Last week M-girl had a substitute ballet teacher. As I peered through the window in between chapters of the book I was reading, I noticed that the sub was doing things a bit differently than her regular teacher, but I really didn't think much of it at the time. Of course, I quit ballet at the ripe old age of three, so I'm not exactly an expert.
When class was over, I asked M-girl how it was having a sub. She looked up from changing into her street shoes, and replied in a subdued tone, It was fine.
No sooner had we shut ourselves into our car than her real feelings emerged.
Mom, it was horrible! she said. She didn't teach us anything. She seemed like a very nice person, but she was too nice to be a teacher. She wouldn't correct us at all!

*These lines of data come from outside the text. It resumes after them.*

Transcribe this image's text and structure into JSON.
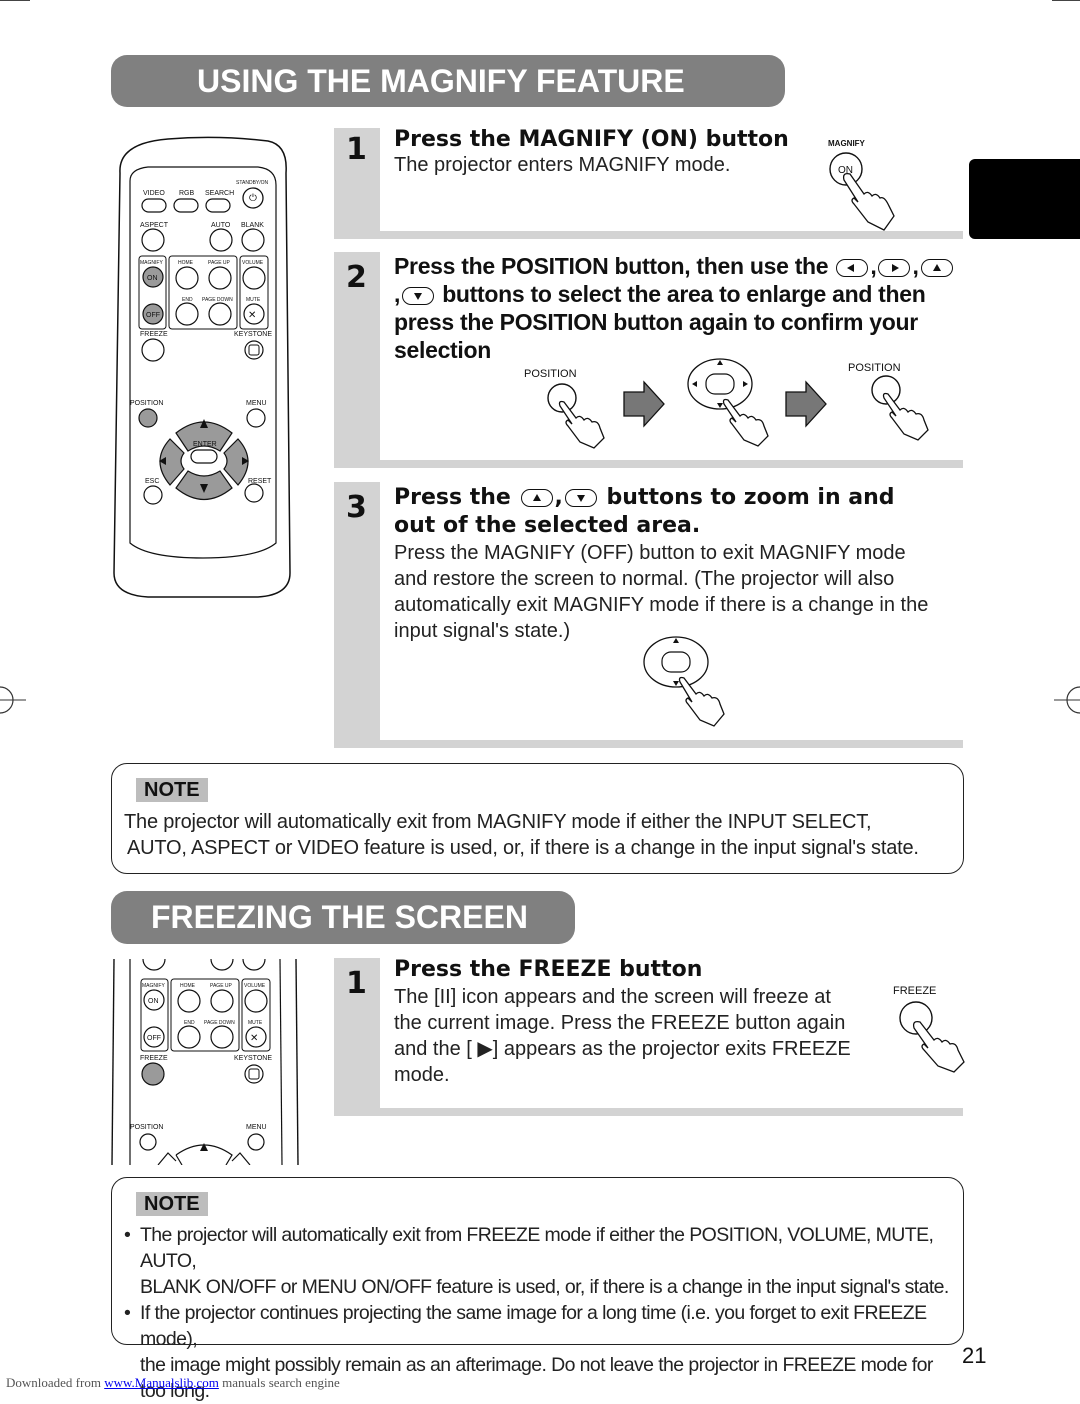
{
  "page": {
    "number": "21",
    "footer": {
      "prefix": "Downloaded from",
      "link": "www.Manualslib.com",
      "suffix": "manuals search engine"
    }
  },
  "magnify": {
    "title": "USING THE MAGNIFY FEATURE",
    "steps": [
      {
        "number": "1",
        "heading": "Press the MAGNIFY (ON) button",
        "body": "The projector enters MAGNIFY mode.",
        "illustration": {
          "label_top": "MAGNIFY",
          "button_label": "ON"
        }
      },
      {
        "number": "2",
        "heading_parts": [
          "Press the POSITION button, then use the",
          ",",
          ",",
          ",",
          "buttons to select the area to enlarge and then",
          "press the POSITION button again to confirm your",
          "selection"
        ],
        "illustration": {
          "label_left": "POSITION",
          "label_right": "POSITION"
        }
      },
      {
        "number": "3",
        "heading_parts": [
          "Press the",
          ",",
          "buttons to zoom in and",
          "out of the selected area."
        ],
        "body_lines": [
          "Press the MAGNIFY (OFF) button to exit MAGNIFY mode",
          "and restore the screen to normal. (The projector will also",
          "automatically exit MAGNIFY mode if there is a change in the",
          "input signal's state.)"
        ]
      }
    ],
    "note": {
      "label": "NOTE",
      "lines": [
        "The projector will automatically exit from MAGNIFY mode if either the INPUT SELECT,",
        "AUTO, ASPECT or VIDEO feature is used, or, if there is a change in the input signal's state."
      ]
    }
  },
  "freeze": {
    "title": "FREEZING THE SCREEN",
    "steps": [
      {
        "number": "1",
        "heading": "Press the FREEZE button",
        "body_lines": [
          "The [II] icon appears and the screen will freeze at",
          "the current image. Press the FREEZE button again",
          "and the [ ▶] appears as the projector exits FREEZE",
          "mode."
        ],
        "illustration": {
          "label_top": "FREEZE"
        }
      }
    ],
    "note": {
      "label": "NOTE",
      "bullets": [
        [
          "The projector will automatically exit from FREEZE mode if either the POSITION, VOLUME, MUTE, AUTO,",
          "BLANK ON/OFF or MENU ON/OFF feature is used, or, if there is a change in the input signal's state."
        ],
        [
          "If the projector continues projecting the same image for a long time (i.e. you forget to exit FREEZE mode),",
          "the image might possibly remain as an afterimage. Do not leave the projector in FREEZE mode for too long."
        ]
      ]
    }
  },
  "remote": {
    "labels": {
      "standby": "STANDBY/ON",
      "video": "VIDEO",
      "rgb": "RGB",
      "search": "SEARCH",
      "aspect": "ASPECT",
      "auto": "AUTO",
      "blank": "BLANK",
      "magnify": "MAGNIFY",
      "on": "ON",
      "off": "OFF",
      "home": "HOME",
      "page_up": "PAGE UP",
      "end": "END",
      "page_down": "PAGE DOWN",
      "volume": "VOLUME",
      "mute": "MUTE",
      "freeze": "FREEZE",
      "keystone": "KEYSTONE",
      "position": "POSITION",
      "menu": "MENU",
      "enter": "ENTER",
      "esc": "ESC",
      "reset": "RESET"
    }
  },
  "colors": {
    "banner": "#808080",
    "step_gutter": "#d3d3d3",
    "note_label": "#bdbdbd",
    "highlight_button": "#9a9a9a",
    "link": "#0000ee"
  }
}
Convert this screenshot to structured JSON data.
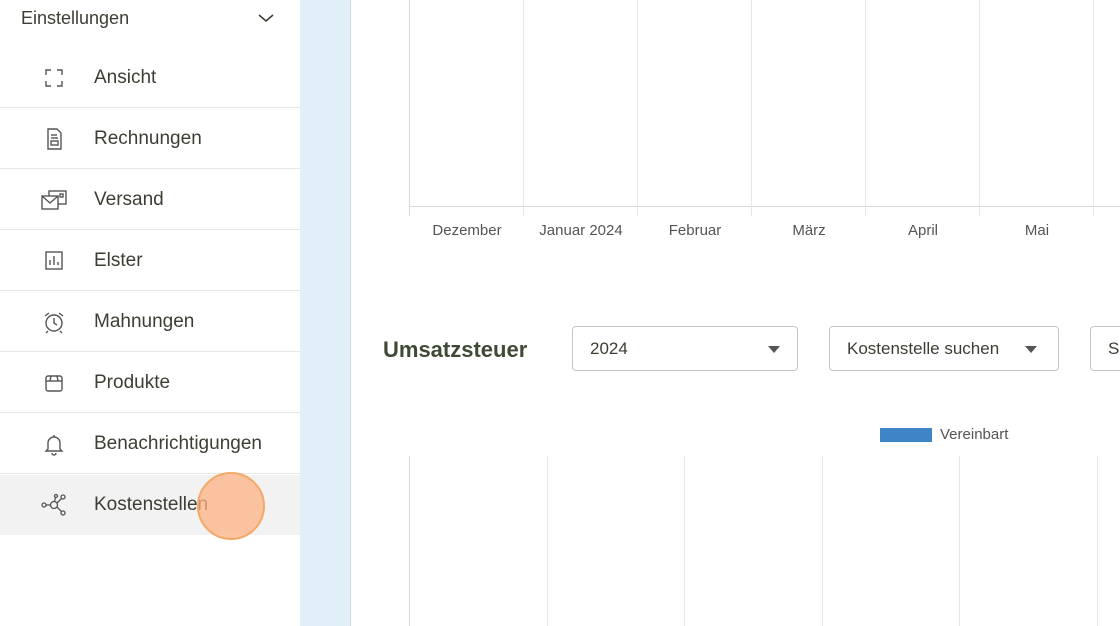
{
  "sidebar": {
    "header": "Einstellungen",
    "items": [
      {
        "label": "Ansicht",
        "icon": "fullscreen-icon"
      },
      {
        "label": "Rechnungen",
        "icon": "document-icon"
      },
      {
        "label": "Versand",
        "icon": "mail-icon"
      },
      {
        "label": "Elster",
        "icon": "bar-chart-icon"
      },
      {
        "label": "Mahnungen",
        "icon": "alarm-clock-icon"
      },
      {
        "label": "Produkte",
        "icon": "box-icon"
      },
      {
        "label": "Benachrichtigungen",
        "icon": "bell-icon"
      },
      {
        "label": "Kostenstellen",
        "icon": "network-icon"
      }
    ],
    "active_item": "Kostenstellen"
  },
  "main": {
    "top_chart_months": [
      "Dezember",
      "Januar 2024",
      "Februar",
      "März",
      "April",
      "Mai"
    ],
    "section_title": "Umsatzsteuer",
    "year_select": "2024",
    "cost_center_select": "Kostenstelle suchen",
    "third_select_partial": "S",
    "legend_label": "Vereinbart"
  },
  "colors": {
    "accent_strip": "#e1f0f8",
    "legend_bar": "#3d85c6",
    "cursor_highlight": "#fcb282"
  }
}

As both a mom, and a homeschool teacher I was surprised and pleased by this outburst from my 8 year old daughter. Further discussion revealed that M-girl, suspicious that the sub was overly praising the students, began to purposely do the dance steps wrong - and was never corrected.
Contrary to what some adults might think, she wasn't relieved at the lack of pressure...she was outraged. I think she really felt insulted that the sub was underestimating her abilities, and liberally handing out worthless praise.
I couldn't resist jumping on the opportunity to point out that my hubby and I demand their best from her and her siblings, because to do less would indeed be cheating them of the opportunity to find out what they are capable of. She agreed, in her worked up, angry state of mind.
I'm not kidding myself. I know that there will be plenty of battles ahead with my children. My hubby and I will have to be tough sometimes, and push them to meet marks that they see no need of reaching. We'll do it because we love them, and we want them to reach their individual potentials.
It was really nice to have my daughter express so clearly her desire to learn and to be challenged to do better. It can be easy for parents fail their kids with the best of intentions. It's natural to want to shelter our children from the setbacks that true challenges entail. It's becoming all to common these days to hand out trophies and prizes to children just for participating, instead of allowing them to experience the sense of achievement that only hard work and practice can bring. Empty praises mean nothing, and kids are smart enough to pick up on that. Rewards that come too easily don't feel truly earned.
So thank you substitute ballet teacher. You are a nice lady, and I owe you one. I just won't be putting my daughter in your class again. She is a girl who wants to learn.